Seit Jahresbeginn wurden in Istanbul und in der Hauptstadt Ankara zahlreiche tödliche Anschläge verübt, die der Miliz Islamischer Staat (IS) oder militanten Kurden zugerechnet wurden. In Istanbul riss am 12. Januar ein Mann zwölf Deutsche mit in den Tod. Im April tötete eine Bombe in einer Einkaufsstraße drei Israelis und einen Iraner, auch dahinter wurde der IS vermutet. Im Mai wurden acht Menschen - darunter mehrere Soldaten - verletzt, als eine ferngezündete Autobombe ein Militärfahrzeug in der Metropole am Bosporus beschädigte. Kein einziger der Angriffe wurde jemals aufgeklärt.
Mehrere westliche Länder mahnten ihre Bürger in der Türkei schon vor Dienstag zur Vorsicht und schlossen wegen der Anschlagsgefahr vorübergehend diplomatische Einrichtungen. Der neue Anschlag zu Beginn der Tourismus-Saison versetzt der Branche einen weiteren Tiefschlag. Schon im April waren nur 1,75 Millionen Ausländer in die Türkei gereist, 28 Prozent weniger als im Vorjahresmonat.
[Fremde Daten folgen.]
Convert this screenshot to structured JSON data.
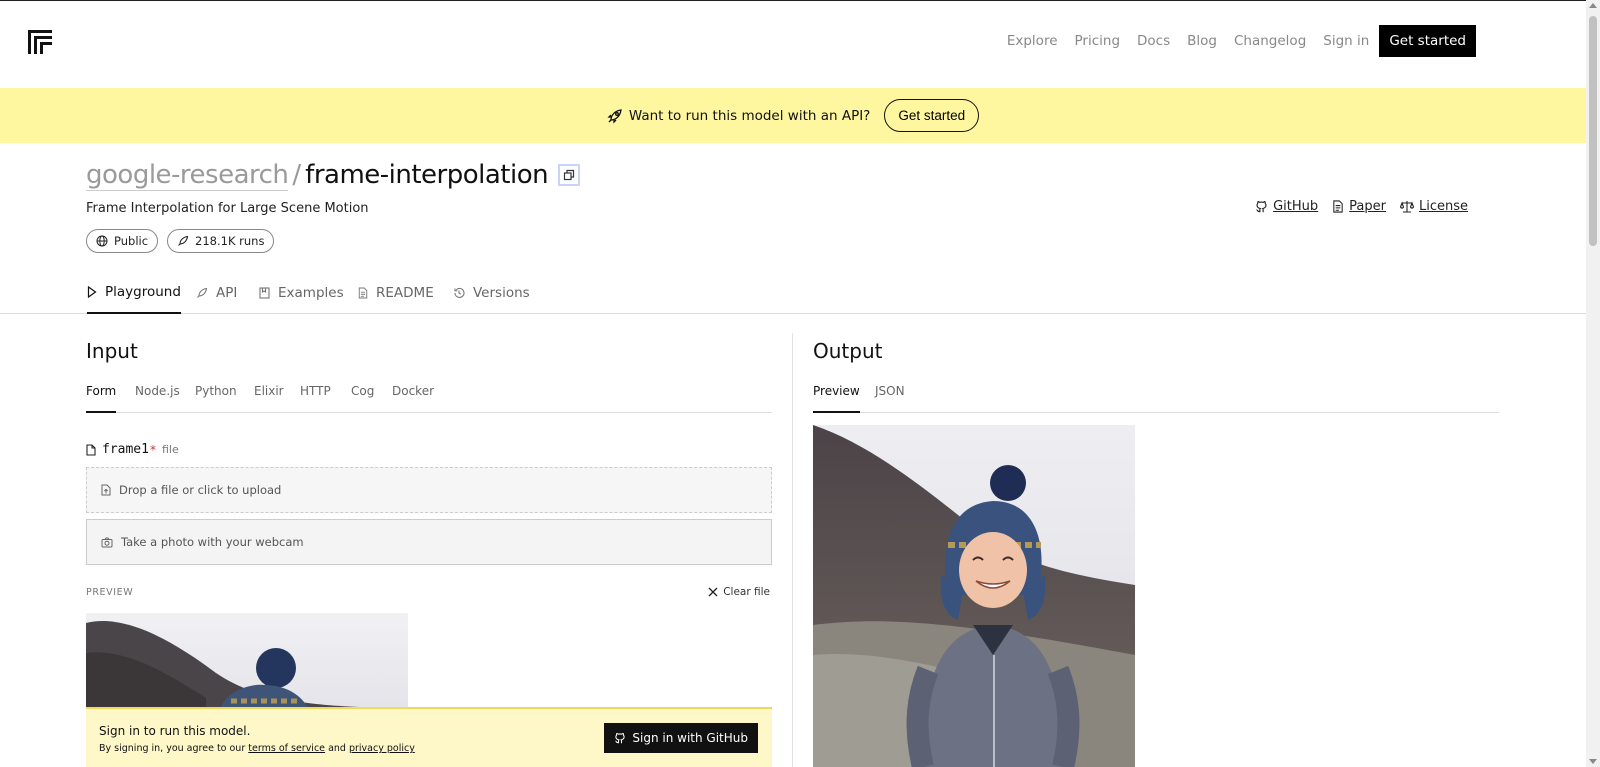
{
  "header": {
    "logo": "replicate-logo-icon",
    "nav": [
      "Explore",
      "Pricing",
      "Docs",
      "Blog",
      "Changelog",
      "Sign in"
    ],
    "cta": "Get started"
  },
  "banner": {
    "icon": "rocket-icon",
    "text": "Want to run this model with an API?",
    "button": "Get started",
    "color": "#fef7a0"
  },
  "model": {
    "owner": "google-research",
    "separator": "/",
    "name": "frame-interpolation",
    "description": "Frame Interpolation for Large Scene Motion",
    "badges": [
      {
        "icon": "globe-icon",
        "label": "Public"
      },
      {
        "icon": "rocket-icon",
        "label": "218.1K runs"
      }
    ],
    "links": [
      {
        "icon": "github-icon",
        "label": "GitHub"
      },
      {
        "icon": "document-icon",
        "label": "Paper"
      },
      {
        "icon": "scale-icon",
        "label": "License"
      }
    ]
  },
  "tabs": [
    {
      "icon": "play-icon",
      "label": "Playground",
      "active": true
    },
    {
      "icon": "rocket-icon",
      "label": "API"
    },
    {
      "icon": "bookmark-icon",
      "label": "Examples"
    },
    {
      "icon": "document-icon",
      "label": "README"
    },
    {
      "icon": "history-icon",
      "label": "Versions"
    }
  ],
  "input": {
    "title": "Input",
    "tabs": [
      "Form",
      "Node.js",
      "Python",
      "Elixir",
      "HTTP",
      "Cog",
      "Docker"
    ],
    "field": {
      "name": "frame1",
      "required_mark": "*",
      "type": "file"
    },
    "dropzone": "Drop a file or click to upload",
    "webcam": "Take a photo with your webcam",
    "preview_label": "PREVIEW",
    "clear_file": "Clear file"
  },
  "output": {
    "title": "Output",
    "tabs": [
      "Preview",
      "JSON"
    ]
  },
  "signin": {
    "title": "Sign in to run this model.",
    "terms_prefix": "By signing in, you agree to our",
    "terms_link": "terms of service",
    "and": "and",
    "privacy_link": "privacy policy",
    "button": "Sign in with GitHub",
    "bar_color": "#fef7c8"
  }
}
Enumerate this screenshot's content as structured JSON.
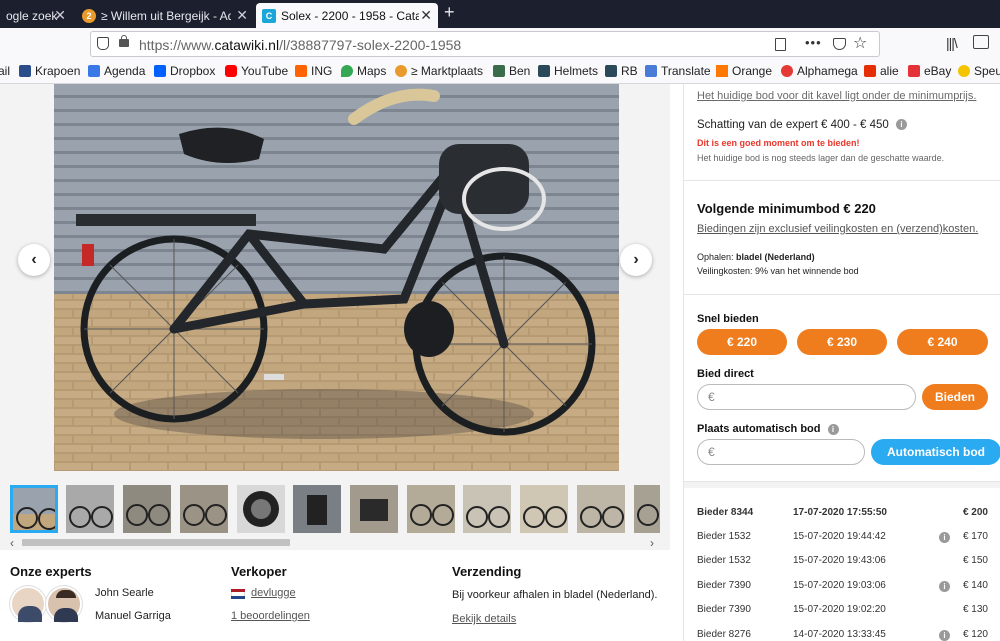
{
  "browser": {
    "tabs": [
      {
        "label": "ogle zoek",
        "active": false
      },
      {
        "label": "≥ Willem uit Bergeijk - Ad",
        "active": false
      },
      {
        "label": "Solex - 2200 - 1958 - Cata",
        "active": true
      }
    ],
    "new_tab": "+",
    "url_prefix": "https://www.",
    "url_domain": "catawiki.nl",
    "url_path": "/l/38887797-solex-2200-1958",
    "url_menu": "•••",
    "bookmarks": [
      "ail",
      "Krapoen",
      "Agenda",
      "Dropbox",
      "YouTube",
      "ING",
      "Maps",
      "≥ Marktplaats",
      "Ben",
      "Helmets",
      "RB",
      "Translate",
      "Orange",
      "Alphamega",
      "alie",
      "eBay",
      "Speu"
    ]
  },
  "gallery": {
    "prev": "‹",
    "next": "›",
    "scroll_left": "‹",
    "scroll_right": "›"
  },
  "info": {
    "experts_title": "Onze experts",
    "experts": [
      "John Searle",
      "Manuel Garriga"
    ],
    "seller_title": "Verkoper",
    "seller_name": "devlugge",
    "seller_reviews": "1 beoordelingen",
    "shipping_title": "Verzending",
    "shipping_text": "Bij voorkeur afhalen in bladel (Nederland).",
    "shipping_link": "Bekijk details"
  },
  "bidding": {
    "reserve_note": "Het huidige bod voor dit kavel ligt onder de minimumprijs.",
    "estimate": "Schatting van de expert € 400 - € 450",
    "good_moment": "Dit is een goed moment om te bieden!",
    "below_estimate": "Het huidige bod is nog steeds lager dan de geschatte waarde.",
    "next_min_bid": "Volgende minimumbod € 220",
    "excl_costs": "Biedingen zijn exclusief veilingkosten en (verzend)kosten.",
    "pickup_label": "Ophalen:",
    "pickup_value": "bladel (Nederland)",
    "fee": "Veilingkosten: 9% van het winnende bod",
    "quick_bid_title": "Snel bieden",
    "quick_bids": [
      "€ 220",
      "€ 230",
      "€ 240"
    ],
    "direct_bid_title": "Bied direct",
    "currency": "€",
    "bid_button": "Bieden",
    "auto_bid_title": "Plaats automatisch bod",
    "auto_bid_button": "Automatisch bod"
  },
  "bid_history": [
    {
      "bidder": "Bieder 8344",
      "time": "17-07-2020 17:55:50",
      "amount": "€ 200",
      "info": false,
      "bold": true
    },
    {
      "bidder": "Bieder 1532",
      "time": "15-07-2020 19:44:42",
      "amount": "€ 170",
      "info": true,
      "bold": false
    },
    {
      "bidder": "Bieder 1532",
      "time": "15-07-2020 19:43:06",
      "amount": "€ 150",
      "info": false,
      "bold": false
    },
    {
      "bidder": "Bieder 7390",
      "time": "15-07-2020 19:03:06",
      "amount": "€ 140",
      "info": true,
      "bold": false
    },
    {
      "bidder": "Bieder 7390",
      "time": "15-07-2020 19:02:20",
      "amount": "€ 130",
      "info": false,
      "bold": false
    },
    {
      "bidder": "Bieder 8276",
      "time": "14-07-2020 13:33:45",
      "amount": "€ 120",
      "info": true,
      "bold": false
    }
  ],
  "colors": {
    "accent": "#ef7d1e",
    "blue": "#2aaaf0",
    "link": "#555555",
    "red": "#e8372c"
  }
}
Bundeskanzlerin Angela Merkel (CDU) zeigte sich "entsetzt" über den neuen Anschlag. "Nichts kann solche Anschläge rechtfertigen und nichts diese Grausamkeiten entschuldigen", sagte sie in Berlin. Deutschland stehe im Kampf gegen den Terrorismus an der Seite der Türkei. Außenminister Frank-Walter Steinmeier (SPD) sprach von einem "terroristischen Verbrechen" und erklärte, es sei "erschütternd", dass die Türkei abermals um Tote und Verletzte trauern müsse.
Das Auswärtige Amt riet Reisenden nach Istanbul, aber auch in andere türkische Städte zu besonderer Vorsicht. Dies gelte vor allem für öffentliche Plätze, touristische Attraktionen und Menschenansammlungen.